The Schmidt group’s primary focus is its family office, but it also has a high net worth side. It helps families consider their mission and legacy, develop their financial and philanthropy strategies, and address questions about dealing with the generation ahead and behind them. It’s even brought in psychotherapists to help families deal with struggling offspring and global consultants to help adult children learn how to “grow up financially”.

“If you don’t spend time on the psychology side of wealth and helping children become purposeful human beings, whereby every generation becomes more impactful than the last, ultimately your wealth becomes a curse, rather than a blessing, to the family,” said Schmidt.

Dealing with clients in this holistic way, he said, is “also what has led to the many difference facets to Expand Hope, the national foundation that we established.”

The firm dedicates the first 18 months of its revenue from any new relationship to Expand Hope, which Schmidt set up with the Canada Revenue Agency in May 2018. It is integral to his business.

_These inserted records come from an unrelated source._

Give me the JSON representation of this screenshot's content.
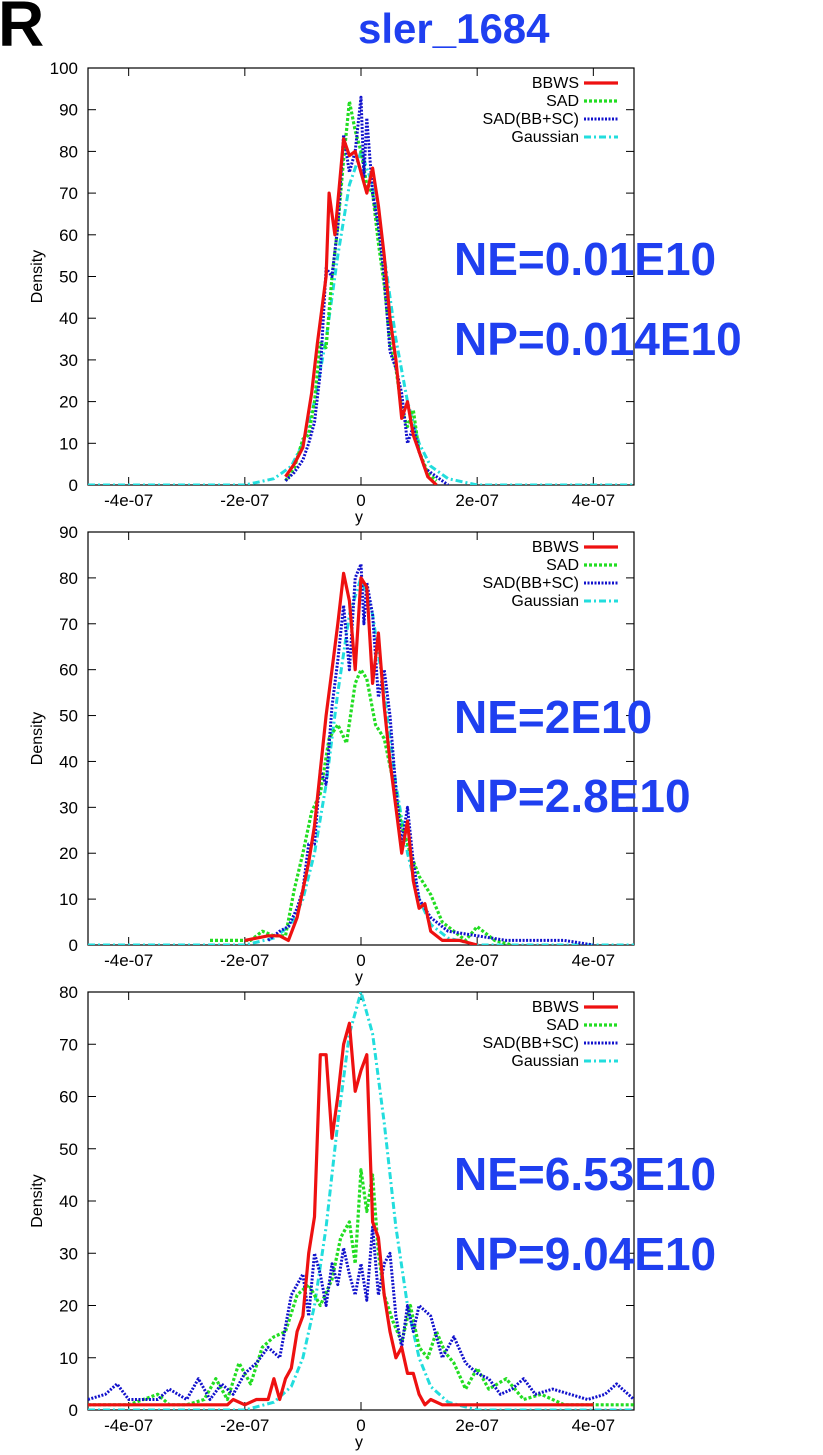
{
  "panel_letter": "R",
  "title": "sler_1684",
  "colors": {
    "BBWS": "#ee1111",
    "SAD": "#22dd22",
    "SAD(BB+SC)": "#1111cc",
    "Gaussian": "#22dddd",
    "annotation": "#1f3ff0"
  },
  "chart_data": [
    {
      "type": "line",
      "title": "",
      "xlabel": "y",
      "ylabel": "Density",
      "xlim": [
        -4.7e-07,
        4.7e-07
      ],
      "ylim": [
        0,
        100
      ],
      "xticks": [
        -4e-07,
        -2e-07,
        0,
        2e-07,
        4e-07
      ],
      "xtick_labels": [
        "-4e-07",
        "-2e-07",
        "0",
        "2e-07",
        "4e-07"
      ],
      "yticks": [
        0,
        10,
        20,
        30,
        40,
        50,
        60,
        70,
        80,
        90,
        100
      ],
      "legend": [
        "BBWS",
        "SAD",
        "SAD(BB+SC)",
        "Gaussian"
      ],
      "legend_position": "top-right",
      "annotations": [
        "NE=0.01E10",
        "NP=0.014E10"
      ],
      "series": [
        {
          "name": "BBWS",
          "x": [
            -1.3e-07,
            -1.15e-07,
            -1e-07,
            -8.5e-08,
            -7.5e-08,
            -6e-08,
            -5.5e-08,
            -4.5e-08,
            -3e-08,
            -2e-08,
            -1e-08,
            0,
            1e-08,
            2e-08,
            3e-08,
            4e-08,
            5e-08,
            6e-08,
            7e-08,
            8e-08,
            9e-08,
            1e-07,
            1.15e-07,
            1.3e-07
          ],
          "y": [
            2,
            5,
            9,
            22,
            34,
            50,
            70,
            60,
            83,
            79,
            80,
            75,
            70,
            76,
            67,
            55,
            40,
            30,
            16,
            20,
            12,
            8,
            2,
            0
          ]
        },
        {
          "name": "SAD",
          "x": [
            -1.3e-07,
            -1.15e-07,
            -1e-07,
            -9e-08,
            -8e-08,
            -7e-08,
            -6e-08,
            -5e-08,
            -4e-08,
            -3e-08,
            -2e-08,
            -1e-08,
            0,
            1e-08,
            2e-08,
            3e-08,
            4e-08,
            5e-08,
            6e-08,
            7e-08,
            8e-08,
            9e-08,
            1e-07,
            1.15e-07,
            1.3e-07
          ],
          "y": [
            1,
            4,
            11,
            12,
            20,
            34,
            33,
            50,
            62,
            78,
            92,
            85,
            80,
            72,
            70,
            58,
            48,
            34,
            28,
            18,
            14,
            18,
            8,
            3,
            1
          ]
        },
        {
          "name": "SAD(BB+SC)",
          "x": [
            -1.3e-07,
            -1.15e-07,
            -1e-07,
            -9e-08,
            -8e-08,
            -7e-08,
            -6e-08,
            -5e-08,
            -4e-08,
            -3e-08,
            -2e-08,
            -1e-08,
            0,
            5e-09,
            1e-08,
            2e-08,
            3e-08,
            4e-08,
            5e-08,
            6e-08,
            7e-08,
            8e-08,
            9e-08,
            1e-07,
            1.1e-07,
            1.3e-07,
            1.5e-07
          ],
          "y": [
            1,
            3,
            6,
            10,
            15,
            27,
            52,
            50,
            62,
            84,
            75,
            80,
            93,
            74,
            88,
            70,
            62,
            50,
            32,
            28,
            22,
            10,
            14,
            8,
            4,
            2,
            0
          ]
        },
        {
          "name": "Gaussian",
          "x": [
            -4.7e-07,
            -2e-07,
            -1.5e-07,
            -1.2e-07,
            -1e-07,
            -8e-08,
            -6e-08,
            -4e-08,
            -2e-08,
            0,
            2e-08,
            4e-08,
            6e-08,
            8e-08,
            1e-07,
            1.2e-07,
            1.5e-07,
            2e-07,
            4.7e-07
          ],
          "y": [
            0,
            0,
            1.5,
            4.5,
            10,
            20,
            35,
            55,
            72,
            80,
            72,
            55,
            35,
            20,
            10,
            4.5,
            1.5,
            0,
            0
          ]
        }
      ]
    },
    {
      "type": "line",
      "title": "",
      "xlabel": "y",
      "ylabel": "Density",
      "xlim": [
        -4.7e-07,
        4.7e-07
      ],
      "ylim": [
        0,
        90
      ],
      "xticks": [
        -4e-07,
        -2e-07,
        0,
        2e-07,
        4e-07
      ],
      "xtick_labels": [
        "-4e-07",
        "-2e-07",
        "0",
        "2e-07",
        "4e-07"
      ],
      "yticks": [
        0,
        10,
        20,
        30,
        40,
        50,
        60,
        70,
        80,
        90
      ],
      "legend": [
        "BBWS",
        "SAD",
        "SAD(BB+SC)",
        "Gaussian"
      ],
      "legend_position": "top-right",
      "annotations": [
        "NE=2E10",
        "NP=2.8E10"
      ],
      "series": [
        {
          "name": "BBWS",
          "x": [
            -2e-07,
            -1.6e-07,
            -1.4e-07,
            -1.25e-07,
            -1.1e-07,
            -1e-07,
            -9e-08,
            -8e-08,
            -7e-08,
            -6e-08,
            -5e-08,
            -4e-08,
            -3e-08,
            -2e-08,
            -1e-08,
            0,
            1e-08,
            2e-08,
            3e-08,
            4e-08,
            5e-08,
            6e-08,
            7e-08,
            8e-08,
            9e-08,
            1e-07,
            1.1e-07,
            1.2e-07,
            1.4e-07,
            1.7e-07,
            2e-07
          ],
          "y": [
            1,
            2,
            2,
            1,
            6,
            12,
            18,
            26,
            38,
            50,
            60,
            70,
            81,
            75,
            60,
            80,
            78,
            57,
            68,
            52,
            40,
            30,
            20,
            27,
            14,
            8,
            9,
            3,
            1,
            1,
            0
          ]
        },
        {
          "name": "SAD",
          "x": [
            -2.6e-07,
            -2.2e-07,
            -1.9e-07,
            -1.7e-07,
            -1.5e-07,
            -1.3e-07,
            -1.15e-07,
            -1e-07,
            -8.5e-08,
            -7e-08,
            -5.5e-08,
            -4e-08,
            -2.5e-08,
            -1e-08,
            0,
            1e-08,
            2.5e-08,
            4e-08,
            5.5e-08,
            7e-08,
            8.5e-08,
            1e-07,
            1.2e-07,
            1.4e-07,
            1.6e-07,
            1.8e-07,
            2e-07,
            2.3e-07,
            2.6e-07
          ],
          "y": [
            1,
            1,
            1,
            3,
            2,
            2,
            12,
            20,
            29,
            33,
            45,
            48,
            44,
            57,
            60,
            58,
            48,
            45,
            36,
            26,
            20,
            15,
            11,
            5,
            3,
            1,
            4,
            1,
            0
          ]
        },
        {
          "name": "SAD(BB+SC)",
          "x": [
            -1.6e-07,
            -1.4e-07,
            -1.25e-07,
            -1.1e-07,
            -1e-07,
            -9e-08,
            -8e-08,
            -7e-08,
            -6e-08,
            -5e-08,
            -4e-08,
            -3e-08,
            -2e-08,
            -1e-08,
            0,
            5e-09,
            1e-08,
            2e-08,
            3e-08,
            4e-08,
            5e-08,
            6e-08,
            7e-08,
            8e-08,
            9e-08,
            1e-07,
            1.2e-07,
            1.5e-07,
            2e-07,
            2.5e-07,
            3e-07,
            3.5e-07,
            4e-07
          ],
          "y": [
            1,
            3,
            4,
            8,
            12,
            22,
            22,
            38,
            35,
            52,
            62,
            74,
            60,
            80,
            83,
            70,
            79,
            72,
            54,
            60,
            50,
            34,
            22,
            30,
            18,
            10,
            6,
            3,
            2,
            1,
            1,
            1,
            0
          ]
        },
        {
          "name": "Gaussian",
          "x": [
            -4.7e-07,
            -2e-07,
            -1.5e-07,
            -1.2e-07,
            -1e-07,
            -8e-08,
            -6e-08,
            -4e-08,
            -2e-08,
            0,
            2e-08,
            4e-08,
            6e-08,
            8e-08,
            1e-07,
            1.2e-07,
            1.5e-07,
            2e-07,
            4.7e-07
          ],
          "y": [
            0,
            0,
            1.5,
            4.5,
            10,
            20,
            35,
            55,
            72,
            80,
            72,
            55,
            35,
            20,
            10,
            4.5,
            1.5,
            0,
            0
          ]
        }
      ]
    },
    {
      "type": "line",
      "title": "",
      "xlabel": "y",
      "ylabel": "Density",
      "xlim": [
        -4.7e-07,
        4.7e-07
      ],
      "ylim": [
        0,
        80
      ],
      "xticks": [
        -4e-07,
        -2e-07,
        0,
        2e-07,
        4e-07
      ],
      "xtick_labels": [
        "-4e-07",
        "-2e-07",
        "0",
        "2e-07",
        "4e-07"
      ],
      "yticks": [
        0,
        10,
        20,
        30,
        40,
        50,
        60,
        70,
        80
      ],
      "legend": [
        "BBWS",
        "SAD",
        "SAD(BB+SC)",
        "Gaussian"
      ],
      "legend_position": "top-right",
      "annotations": [
        "NE=6.53E10",
        "NP=9.04E10"
      ],
      "series": [
        {
          "name": "BBWS",
          "x": [
            -4.7e-07,
            -3e-07,
            -2.3e-07,
            -2.2e-07,
            -2e-07,
            -1.8e-07,
            -1.6e-07,
            -1.5e-07,
            -1.4e-07,
            -1.3e-07,
            -1.2e-07,
            -1.1e-07,
            -1e-07,
            -9e-08,
            -8e-08,
            -7e-08,
            -6e-08,
            -5e-08,
            -4e-08,
            -3e-08,
            -2e-08,
            -1e-08,
            0,
            1e-08,
            2e-08,
            3e-08,
            4e-08,
            5e-08,
            6e-08,
            7e-08,
            8e-08,
            9e-08,
            1e-07,
            1.1e-07,
            1.2e-07,
            1.4e-07,
            1.6e-07,
            2e-07,
            4e-07
          ],
          "y": [
            1,
            1,
            1,
            2,
            1,
            2,
            2,
            6,
            2,
            6,
            8,
            15,
            18,
            30,
            37,
            68,
            68,
            52,
            60,
            70,
            74,
            61,
            65,
            68,
            36,
            33,
            22,
            15,
            10,
            12,
            7,
            7,
            3,
            1,
            2,
            1,
            1,
            1,
            1
          ]
        },
        {
          "name": "SAD",
          "x": [
            -4.7e-07,
            -4e-07,
            -3.5e-07,
            -3.3e-07,
            -3e-07,
            -2.7e-07,
            -2.5e-07,
            -2.3e-07,
            -2.1e-07,
            -1.9e-07,
            -1.7e-07,
            -1.5e-07,
            -1.3e-07,
            -1.1e-07,
            -9e-08,
            -7e-08,
            -5e-08,
            -3.5e-08,
            -2e-08,
            -1e-08,
            0,
            1e-08,
            2e-08,
            3e-08,
            4e-08,
            5.5e-08,
            7e-08,
            8.5e-08,
            1e-07,
            1.15e-07,
            1.3e-07,
            1.45e-07,
            1.6e-07,
            1.8e-07,
            2e-07,
            2.2e-07,
            2.5e-07,
            2.8e-07,
            3.1e-07,
            3.5e-07,
            4e-07,
            4.7e-07
          ],
          "y": [
            1,
            1,
            3,
            1,
            1,
            2,
            6,
            2,
            9,
            5,
            12,
            14,
            15,
            22,
            24,
            20,
            25,
            33,
            36,
            28,
            46,
            38,
            45,
            30,
            22,
            17,
            13,
            20,
            12,
            10,
            15,
            11,
            9,
            4,
            8,
            4,
            6,
            2,
            3,
            1,
            1,
            1
          ]
        },
        {
          "name": "SAD(BB+SC)",
          "x": [
            -4.7e-07,
            -4.4e-07,
            -4.2e-07,
            -4e-07,
            -3.8e-07,
            -3.5e-07,
            -3.3e-07,
            -3e-07,
            -2.8e-07,
            -2.6e-07,
            -2.4e-07,
            -2.2e-07,
            -2e-07,
            -1.8e-07,
            -1.6e-07,
            -1.4e-07,
            -1.2e-07,
            -1e-07,
            -9e-08,
            -8e-08,
            -7e-08,
            -6e-08,
            -5e-08,
            -4e-08,
            -3e-08,
            -2e-08,
            -1e-08,
            0,
            1e-08,
            2e-08,
            3e-08,
            4e-08,
            5e-08,
            6e-08,
            7e-08,
            8e-08,
            9e-08,
            1e-07,
            1.2e-07,
            1.4e-07,
            1.6e-07,
            1.8e-07,
            2e-07,
            2.2e-07,
            2.4e-07,
            2.6e-07,
            2.8e-07,
            3e-07,
            3.3e-07,
            3.6e-07,
            3.9e-07,
            4.2e-07,
            4.4e-07,
            4.7e-07
          ],
          "y": [
            2,
            3,
            5,
            2,
            2,
            2,
            4,
            2,
            6,
            2,
            5,
            3,
            7,
            9,
            12,
            10,
            22,
            26,
            18,
            30,
            26,
            20,
            28,
            24,
            31,
            26,
            22,
            28,
            21,
            35,
            22,
            28,
            30,
            18,
            12,
            20,
            15,
            20,
            18,
            10,
            14,
            9,
            7,
            6,
            3,
            4,
            6,
            3,
            4,
            3,
            2,
            3,
            5,
            2
          ]
        },
        {
          "name": "Gaussian",
          "x": [
            -4.7e-07,
            -2e-07,
            -1.5e-07,
            -1.2e-07,
            -1e-07,
            -8e-08,
            -6e-08,
            -4e-08,
            -2e-08,
            0,
            2e-08,
            4e-08,
            6e-08,
            8e-08,
            1e-07,
            1.2e-07,
            1.5e-07,
            2e-07,
            4.7e-07
          ],
          "y": [
            0,
            0,
            1.5,
            4.5,
            10,
            20,
            35,
            55,
            72,
            80,
            72,
            55,
            35,
            20,
            10,
            4.5,
            1.5,
            0,
            0
          ]
        }
      ]
    }
  ]
}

“We wanted to honour every new client and whomever referred them to us by giving it all to the foundation then, in return, building a school in the honour of each of our new clients and their family and, whomever referred them to us. They then get to participate and be part of a global impact trip, where they open the school. It’s one of the most impactful days in clients’ lives. It’s truly transformational,” said Schmidt, “I’m a big believer that experiential learning is the most successful, longest-lasting learning and transformation that can place in people’s lives.”

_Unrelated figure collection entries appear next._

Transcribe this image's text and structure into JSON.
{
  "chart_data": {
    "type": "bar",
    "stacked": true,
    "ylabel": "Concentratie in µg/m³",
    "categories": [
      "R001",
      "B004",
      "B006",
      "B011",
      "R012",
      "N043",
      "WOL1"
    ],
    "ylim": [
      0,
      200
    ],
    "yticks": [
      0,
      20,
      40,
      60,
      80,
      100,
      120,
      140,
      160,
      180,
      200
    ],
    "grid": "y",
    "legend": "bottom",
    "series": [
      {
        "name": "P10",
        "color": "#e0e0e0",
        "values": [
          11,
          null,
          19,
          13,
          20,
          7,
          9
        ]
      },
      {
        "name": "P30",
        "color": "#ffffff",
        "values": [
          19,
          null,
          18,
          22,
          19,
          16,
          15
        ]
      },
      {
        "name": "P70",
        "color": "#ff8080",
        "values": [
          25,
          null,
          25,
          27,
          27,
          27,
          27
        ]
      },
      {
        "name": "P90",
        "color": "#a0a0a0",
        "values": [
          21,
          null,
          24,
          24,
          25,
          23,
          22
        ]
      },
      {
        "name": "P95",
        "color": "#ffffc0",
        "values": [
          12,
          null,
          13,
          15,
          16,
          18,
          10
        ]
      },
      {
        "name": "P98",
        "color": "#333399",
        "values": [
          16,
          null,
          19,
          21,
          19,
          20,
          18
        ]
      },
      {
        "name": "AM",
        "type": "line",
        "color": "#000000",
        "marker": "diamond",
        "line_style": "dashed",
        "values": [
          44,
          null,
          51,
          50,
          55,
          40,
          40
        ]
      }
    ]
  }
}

Schmidt, the son of a Baptist minister, has a faith perspective, but emphasizes this is a secular initiative to help clients understand the impact of poverty in the global south and importance of working with the vulnerable children while being open to having their own lives transformed by the experience. By participating in the experiential engagement, they also become part of their school’s community as they follow the children’s and teachers’ progress. They also participate in a global citizenship forum, which includes the Canadian Embassy and Guatemalan community and business leaders, as well as representatives from the United Nations and Ministry of Education.

“Our mission to simplify the wealth of our clients exists alongside our social mission to changes lives one school at a time,” said Schmidt. “As a team, we share a sense of purpose and fulfilment, which manifests in the work that we do with, and for, our clients each day. Our purpose goes beyond managing the wealth of our clients to helping them fulfill their aspirations to give back to society in a meaningful way.

“We believe that where the real magic happens is when you directly tie your business to humanity’s progress, and not just through writing a cheque,” he said, noting his family and another donor cover the operating cost, which also helps affluent, influential families become stronger global citizens.

Schmidt, who has been in the industry since 1992, started his firm in 1995, and now is working with 155 clients and their families. Through their field partner Food for the Hungry, there is a team of more than 100 people on the ground in Guatemala working to further education with a broader mission to eradicate poverty. Schmidt shares that Expand Hope could not do what they do without them. Together with Food for Hungry, they hope to develop complex, multilateral global agreements with new partners, including the Canadian Embassy, the United Nations, Telus International, Microsoft, and the Guatemalan Ministry of Education so the education program will lead to full-time employment.

“It’s really exciting stuff,” he said, noting that he’s working harder and longer than ever because this work is changing lives. “Every new client changes 1,000 lives forever. I don’t know where all this leads, but we’re called to take another step, and then we’ll see where this all goes.”